Whoa I missed that. So I guess in my case retrieve then format from the external enclosure. Changed my game plan.
the old hard drive I have is external in a Sabrent USB 3.0 SATA hard Drive DOCK which I know works because it saw another hard drive. I cannot see this hard drive in Windows Explorer and when I see it i Computer Management it appears as Not Initialized,Not Formatted. Well,
it is a formatted NTFS with about 170 GB out of 320GB on it but I put a hard drive password on it and had a Dell technician replace it with a new 500 GB because I was going to clone the old hard drive with TrueImage14
and with the newest version of trueImage14 you have to have the new/destination hard drive inside the computer. But before he removed the
old hard drive I forgot to remove the hard drive password. I know the hard drive password but because (I think )it is on the old hard drive, Windows Explorer won't recognize it and Computer Management thinks it is
Not Initialized and UnFormatted. Please verify that this is the reason Windows Explorer cannot see it and Computer Management thinks it is
Not Initialized and UnFormatted.
I have a URL where I can buy HD Reset software but I have to sign a
waiver of liability because it might wipe out the info on it. Not what I want.

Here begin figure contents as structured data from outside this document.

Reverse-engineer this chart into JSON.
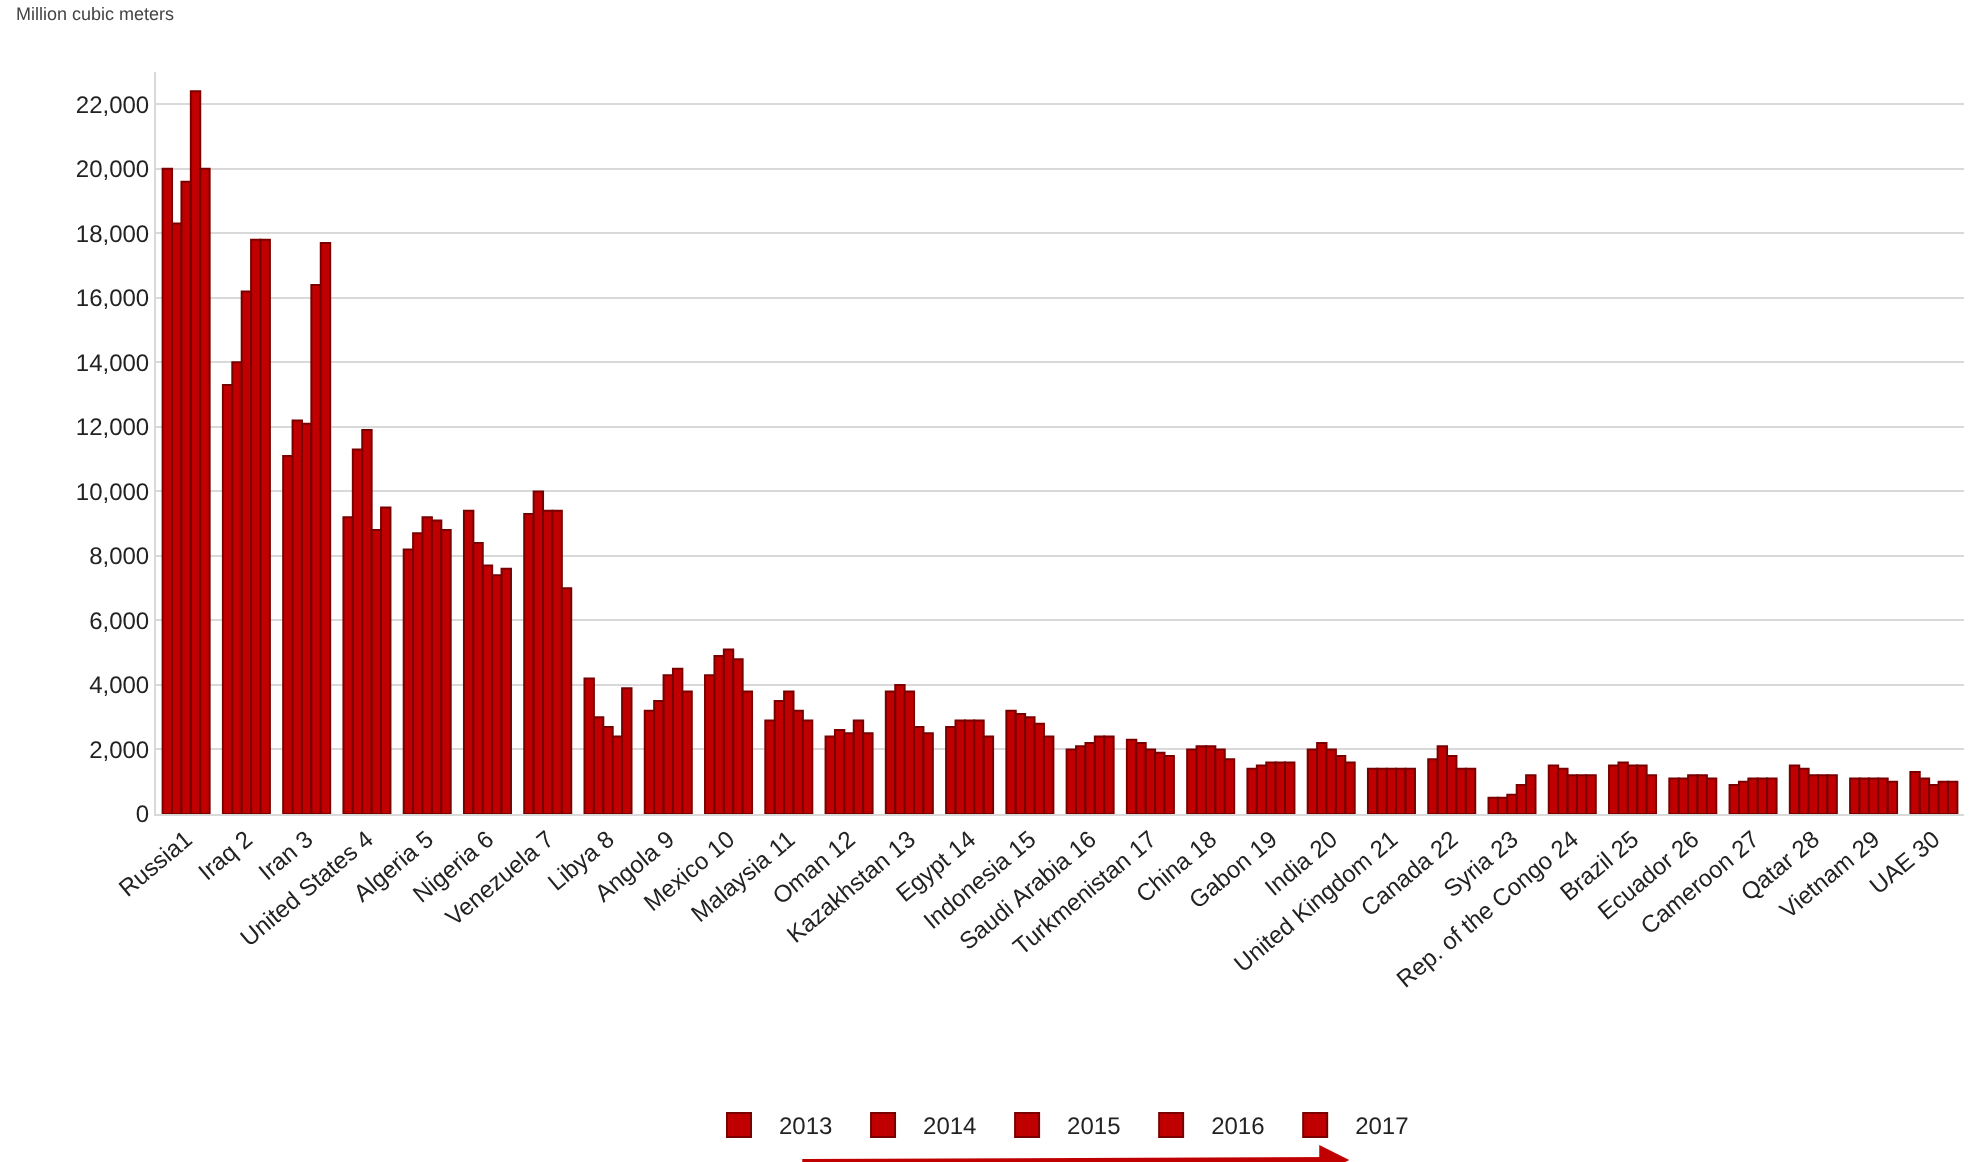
{
  "chart_data": {
    "type": "bar",
    "ylabel": "Million cubic meters",
    "categories": [
      "Russia1",
      "Iraq 2",
      "Iran 3",
      "United States 4",
      "Algeria 5",
      "Nigeria 6",
      "Venezuela 7",
      "Libya 8",
      "Angola 9",
      "Mexico 10",
      "Malaysia 11",
      "Oman 12",
      "Kazakhstan 13",
      "Egypt 14",
      "Indonesia 15",
      "Saudi Arabia 16",
      "Turkmenistan 17",
      "China 18",
      "Gabon 19",
      "India 20",
      "United Kingdom 21",
      "Canada 22",
      "Syria 23",
      "Rep. of the Congo 24",
      "Brazil 25",
      "Ecuador 26",
      "Cameroon 27",
      "Qatar 28",
      "Vietnam 29",
      "UAE 30"
    ],
    "series": [
      {
        "name": "2013",
        "color": "#c00000",
        "values": [
          20000,
          13300,
          11100,
          9200,
          8200,
          9400,
          9300,
          4200,
          3200,
          4300,
          2900,
          2400,
          3800,
          2700,
          3200,
          2000,
          2300,
          2000,
          1400,
          2000,
          1400,
          1700,
          500,
          1500,
          1500,
          1100,
          900,
          1500,
          1100,
          1300
        ]
      },
      {
        "name": "2014",
        "color": "#c00000",
        "values": [
          18300,
          14000,
          12200,
          11300,
          8700,
          8400,
          10000,
          3000,
          3500,
          4900,
          3500,
          2600,
          4000,
          2900,
          3100,
          2100,
          2200,
          2100,
          1500,
          2200,
          1400,
          2100,
          500,
          1400,
          1600,
          1100,
          1000,
          1400,
          1100,
          1100
        ]
      },
      {
        "name": "2015",
        "color": "#c00000",
        "values": [
          19600,
          16200,
          12100,
          11900,
          9200,
          7700,
          9400,
          2700,
          4300,
          5100,
          3800,
          2500,
          3800,
          2900,
          3000,
          2200,
          2000,
          2100,
          1600,
          2000,
          1400,
          1800,
          600,
          1200,
          1500,
          1200,
          1100,
          1200,
          1100,
          900
        ]
      },
      {
        "name": "2016",
        "color": "#c00000",
        "values": [
          22400,
          17800,
          16400,
          8800,
          9100,
          7400,
          9400,
          2400,
          4500,
          4800,
          3200,
          2900,
          2700,
          2900,
          2800,
          2400,
          1900,
          2000,
          1600,
          1800,
          1400,
          1400,
          900,
          1200,
          1500,
          1200,
          1100,
          1200,
          1100,
          1000
        ]
      },
      {
        "name": "2017",
        "color": "#c00000",
        "values": [
          20000,
          17800,
          17700,
          9500,
          8800,
          7600,
          7000,
          3900,
          3800,
          3800,
          2900,
          2500,
          2500,
          2400,
          2400,
          2400,
          1800,
          1700,
          1600,
          1600,
          1400,
          1400,
          1200,
          1200,
          1200,
          1100,
          1100,
          1200,
          1000,
          1000
        ]
      }
    ],
    "ylim": [
      0,
      23000
    ],
    "yticks": [
      {
        "value": 0,
        "label": "0"
      },
      {
        "value": 2000,
        "label": "2,000"
      },
      {
        "value": 4000,
        "label": "4,000"
      },
      {
        "value": 6000,
        "label": "6,000"
      },
      {
        "value": 8000,
        "label": "8,000"
      },
      {
        "value": 10000,
        "label": "10,000"
      },
      {
        "value": 12000,
        "label": "12,000"
      },
      {
        "value": 14000,
        "label": "14,000"
      },
      {
        "value": 16000,
        "label": "16,000"
      },
      {
        "value": 18000,
        "label": "18,000"
      },
      {
        "value": 20000,
        "label": "20,000"
      },
      {
        "value": 22000,
        "label": "22,000"
      }
    ],
    "grid": "y",
    "legend": "bottom"
  }
}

I read this: "Dell Inspiron BIOS Password Recovery

Each Dell Inspiron has a master password that clears the BIOS password. Call Dell Technical Support at (800)624-9896 to get this number.

Dell Technical Support will request the Service Tag and Express Service Code from the bottom of the Inspiron."

Does this apply because it is a hard drive password and not a BIOS because it is not affecting my installed new hard drive ?

How can I connect to the old hard drive to reset or remove the password ? I am copying this same post and emailing it to western Digital Support because the old hard drive is a WD Scorpio Blue.